Across the street we go and knock, knock, knock.  A young mother of four races out to greet us in her driveway.  “Oh, my god, I’m so glad to see you guys, I just had a baby 3 weeks ago and I’ve been drinking water from the tap my whole pregnancy.  I don’t have a car because someone stole the ignition out of it.  I have some water for the formula but I have to wash his bottles with the tap water.”  We give her a filter, a test kit, and extra jugs, breaking the rules of how much water we can deliver to each house.  My heart breaks.  I work with infants, I know the effects of neurotoxins during pregnancy.  This baby likely has had massive lead exposure that is yet to be discovered.  This mom may have known the risks but HAD NO CHOICE but to use her only source of water for the last 9 months.  Her older daughter is watching us from the window.  She looks sad.  But is she mirroring my face?

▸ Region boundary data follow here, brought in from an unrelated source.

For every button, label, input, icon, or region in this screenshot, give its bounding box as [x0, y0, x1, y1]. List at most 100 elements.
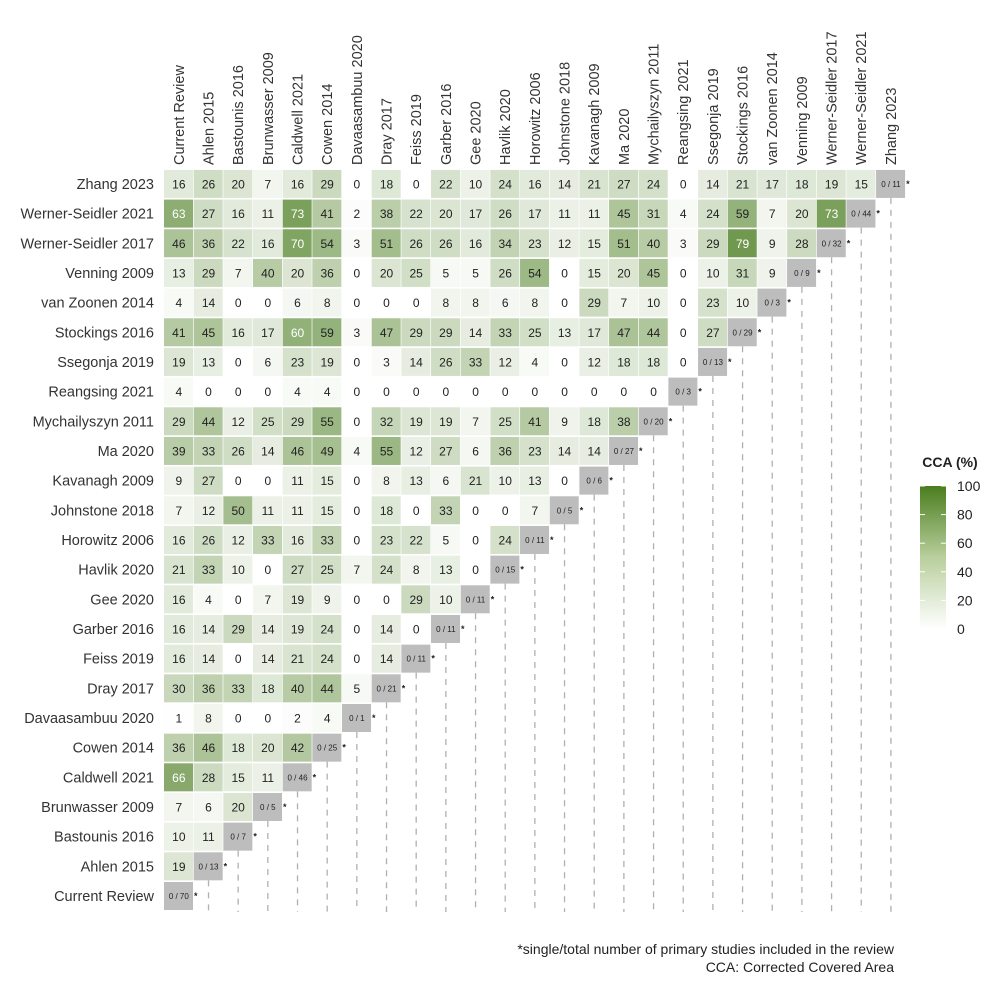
cell-rect [223, 436, 253, 465]
cell-rect [549, 318, 579, 347]
heatmap-cell: 19 [401, 407, 431, 436]
cell-value-label: 0 [235, 652, 242, 666]
cell-value-label: 0 [265, 296, 272, 310]
single-total-marker: * [728, 357, 732, 367]
cell-rect [401, 614, 431, 643]
cell-value-label: 26 [202, 533, 216, 547]
heatmap-cell: 21 [579, 169, 609, 198]
cell-value-label: 33 [261, 533, 275, 547]
diagonal-cell-rect [312, 733, 342, 762]
heatmap-cell: 45 [193, 318, 223, 347]
diagonal-count-label: 0 / 7 [230, 833, 246, 842]
cell-value-label: 51 [617, 237, 631, 251]
heatmap-cell: 73 [282, 199, 312, 228]
cell-value-label: 36 [499, 444, 513, 458]
cell-value-label: 14 [261, 622, 275, 636]
heatmap-cell: 19 [282, 614, 312, 643]
heatmap-cell: 19 [164, 347, 193, 376]
heatmap-cell: 10 [638, 288, 668, 317]
cell-value-label: 20 [439, 207, 453, 221]
cell-value-label: 55 [321, 415, 335, 429]
heatmap-cell: 24 [312, 644, 342, 673]
cell-rect [668, 288, 698, 317]
heatmap-cell: 0 [609, 377, 639, 406]
cell-value-label: 14 [261, 444, 275, 458]
cell-rect [431, 258, 461, 287]
cell-value-label: 14 [410, 355, 424, 369]
heatmap-cell: 24 [371, 555, 401, 584]
diagonal-count-label: 0 / 5 [557, 506, 573, 515]
cell-rect [638, 318, 668, 347]
cell-rect [371, 555, 401, 584]
cell-rect [282, 377, 312, 406]
heatmap-cell: 0 [223, 644, 253, 673]
cell-value-label: 14 [202, 622, 216, 636]
heatmap-cell: 13 [164, 258, 193, 287]
cell-rect [401, 377, 431, 406]
column-label-dray-2017: Dray 2017 [380, 98, 396, 165]
cell-rect [193, 644, 223, 673]
cell-value-label: 0 [472, 563, 479, 577]
cell-rect [520, 169, 550, 198]
cell-value-label: 0 [561, 355, 568, 369]
cell-rect [609, 199, 639, 228]
cell-value-label: 29 [321, 177, 335, 191]
diagonal-count-label: 0 / 25 [317, 744, 338, 753]
cell-value-label: 24 [499, 177, 513, 191]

The city was eerily quiet, with a myriad of In and Out marts, gas stations, bars, vacant lots, run-down houses, and churches surrounding the East side.   I wondered where all the water trucks were, where the National Guard were, where are all the governmental leaders?  This city has its entire water distribution destroyed, and all we could see were private volunteers at churches and businesses handing out cases of bottled water to people through a make-shift assembly line.   We can go to the Middle East, bomb and destroy entire cities, rebuild these cities, and we can’t fix this?  Where are the temporary water systems that our government could set up?  Where are the military personnel and trucks who could deliver cases of water and filters to people who have no resources nor transportation?  Folks are supposed to go to a local fire station, pick up a filter, a test kit, some water, and then return the test kit to the fire station for testing?  That’s the plan?  Seriously?  In 2016, that’s the plan?
I thought we’d see a local Command Central in an abandoned building, a church, or a school where there was a base of operations for water testing, water distribution, and lead testing.  I thought we’d see National Guard going door-to-door collecting water samples from each home so that accurate testing and mapping of the city could be done in an organized and coordinated manner.  I thought we’d see Red Cross tents throughout the poorest parts of the city.  What I did see were local groups and amazing volunteers of people from churches, social service groups, and unions meeting people in their homes so they could at least have bottled water and filters.  What I did see was good people trying to help, perhaps restoring some kernels of hope for people who have been beaten down.  More importantly, what I did see were poor people who, instead of being outraged at the indignity and destruction their government has created for them, have been so disenfranchised and are so impoverished that they have been conditioned to believe they are not worthy of even a basic human right such as clean water.
Not only does the infrastructure need to change, but so does an entire belief system on how we treat the poor.
In the words of Hubert Humphrey, “The moral test of a government is how it treats those who are at the dawn of life, the children; those who are in the twilight of life, the aged; and those who are in the shadow of life, the sick and the needy, and the handicapped.”
In this city, in this state, our government has failed this test immeasurably.